Another senior marketer estimates that in 70 per cent of product categories the decision-maker is a woman, even if she is a housewife. “The chief wage-earner might be paying the bill, but it is the woman who makes the choice,” he says. Harris adds saying that women as target audiences are making higher discretionary spends and are making more and more decisions, and it is important to keep them in mind.

Consumer insights major Nielsen India believes the balance is tilting further in the favour of women. The research agency says that even in categories such as financial services or automobiles, considered as a traditional male bastion, women are making inroads and calling the shots in the purchase decisions (see story below). The chief executive who prefers to remain unidentified says, “Women are taking the majority of purchase decisions. And as the popular adage goes, men do not understand women. Then who can understand them better? Hence, women marketers are better equipped to understand women consumers,” he says.

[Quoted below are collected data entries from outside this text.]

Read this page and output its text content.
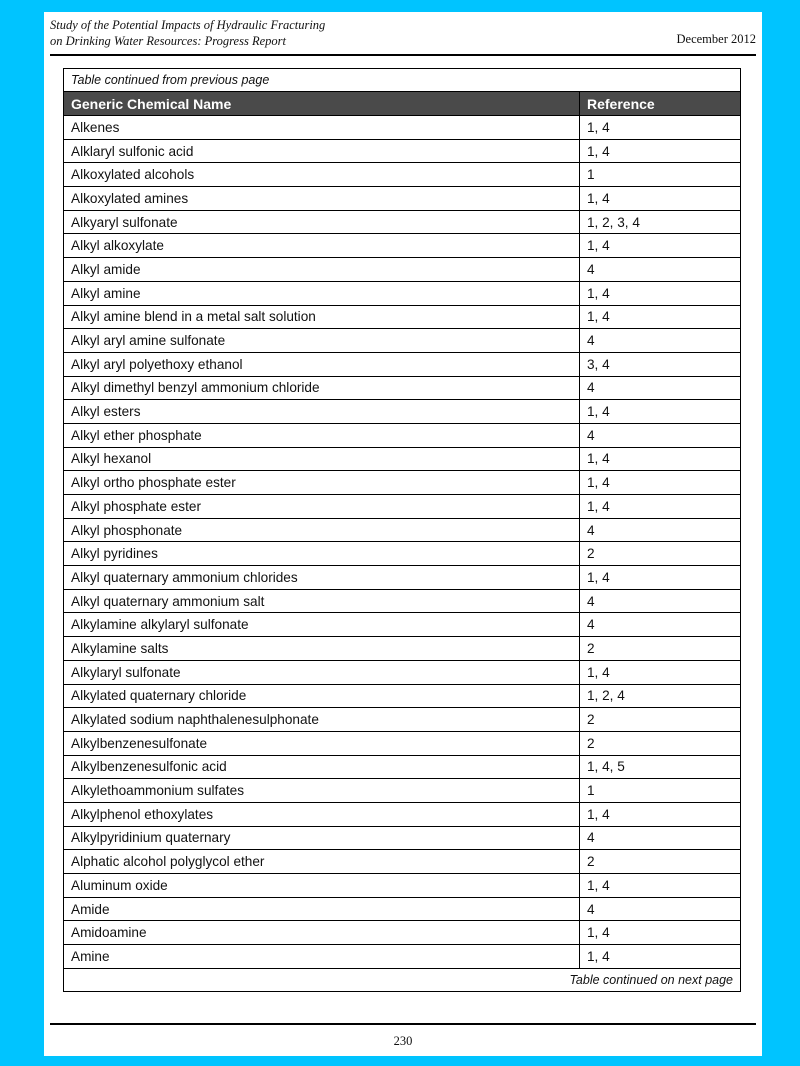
Study of the Potential Impacts of Hydraulic Fracturing
on Drinking Water Resources: Progress Report	December 2012
Table continued from previous page	
Generic Chemical Name	Reference
Alkenes	1, 4
Alklaryl sulfonic acid	1, 4
Alkoxylated alcohols	1
Alkoxylated amines	1, 4
Alkyaryl sulfonate	1, 2, 3, 4
Alkyl alkoxylate	1, 4
Alkyl amide	4
Alkyl amine	1, 4
Alkyl amine blend in a metal salt solution	1, 4
Alkyl aryl amine sulfonate	4
Alkyl aryl polyethoxy ethanol	3, 4
Alkyl dimethyl benzyl ammonium chloride	4
Alkyl esters	1, 4
Alkyl ether phosphate	4
Alkyl hexanol	1, 4
Alkyl ortho phosphate ester	1, 4
Alkyl phosphate ester	1, 4
Alkyl phosphonate	4
Alkyl pyridines	2
Alkyl quaternary ammonium chlorides	1, 4
Alkyl quaternary ammonium salt	4
Alkylamine alkylaryl sulfonate	4
Alkylamine salts	2
Alkylaryl sulfonate	1, 4
Alkylated quaternary chloride	1, 2, 4
Alkylated sodium naphthalenesulphonate	2
Alkylbenzenesulfonate	2
Alkylbenzenesulfonic acid	1, 4, 5
Alkylethoammonium sulfates	1
Alkylphenol ethoxylates	1, 4
Alkylpyridinium quaternary	4
Alphatic alcohol polyglycol ether	2
Aluminum oxide	1, 4
Amide	4
Amidoamine	1, 4
Amine	1, 4
Table continued on next page	
230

Second, women have a higher emotional quotient than men. They have a better response to emotions and feelings and are a lot more expressive than men. In the marketing function, advertising, packaging, design and so on require a better grasp over emotions, swinging the vote in favour of the fairer sex.

Third, women multitask a lot more in their lives. At home they can manage the household chores and still attend to kids and also catch up on television. They certainly carry that multitasking ability into the workplace. The marketing function also requires a multi-tasker, like a juggler, who can control multiple things like price, promotion, supply chain, digital, PR and fire-fight at the same time. The multitasking expected from marketers makes women better suited for the role.

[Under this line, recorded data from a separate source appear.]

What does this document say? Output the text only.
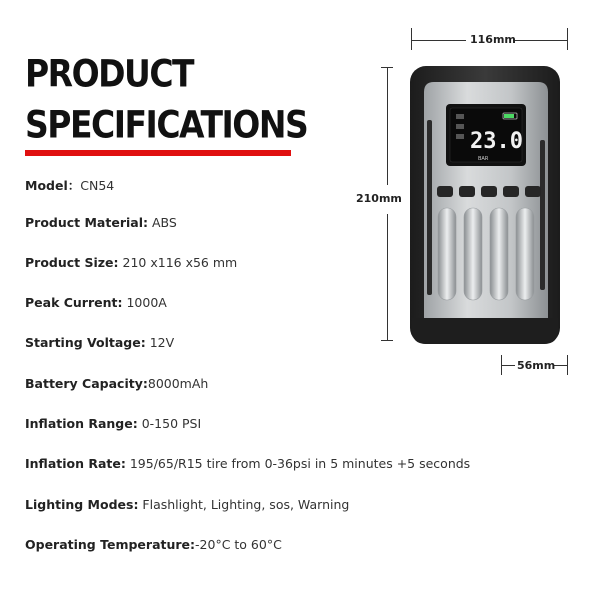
PRODUCT
SPECIFICATIONS
Model：CN54
Product Material: ABS
Product Size: 210 x116 x56 mm
Peak Current: 1000A
Starting Voltage: 12V
Battery Capacity:8000mAh
Inflation Range: 0-150 PSI
Inflation Rate: 195/65/R15 tire from 0-36psi in 5 minutes +5 seconds
Lighting Modes: Flashlight, Lighting, sos, Warning
Operating Temperature:-20°C to 60°C
116mm
210mm
56mm
23.0
BAR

Finally, it boils down to the left brain versus the right brain. While most left-brain marketers, the typical engineering-MBA combination, have a terrific command over data analytics and research part of the marketing function, most women use the right brain to great advantage. “They take leaps based on intuition and move in far more confidently,” says a CEO of a large consumer goods company. “Hence the team effort of both left-brain men and right-brain women will be a powerful combination for companies,” he adds.

“I wouldn’t want to make a gender difference when it comes to delivering on goals,” says Harris. She finds support in Anisha Motwani. Director and Chief Marketing Officer, Head - Marketing, Direct Sales & E-Commerce, Max Life Insurance, who says, “Gender has no role to play in the making of a good marketer.” Clearly, the debate is not over. Watch this space.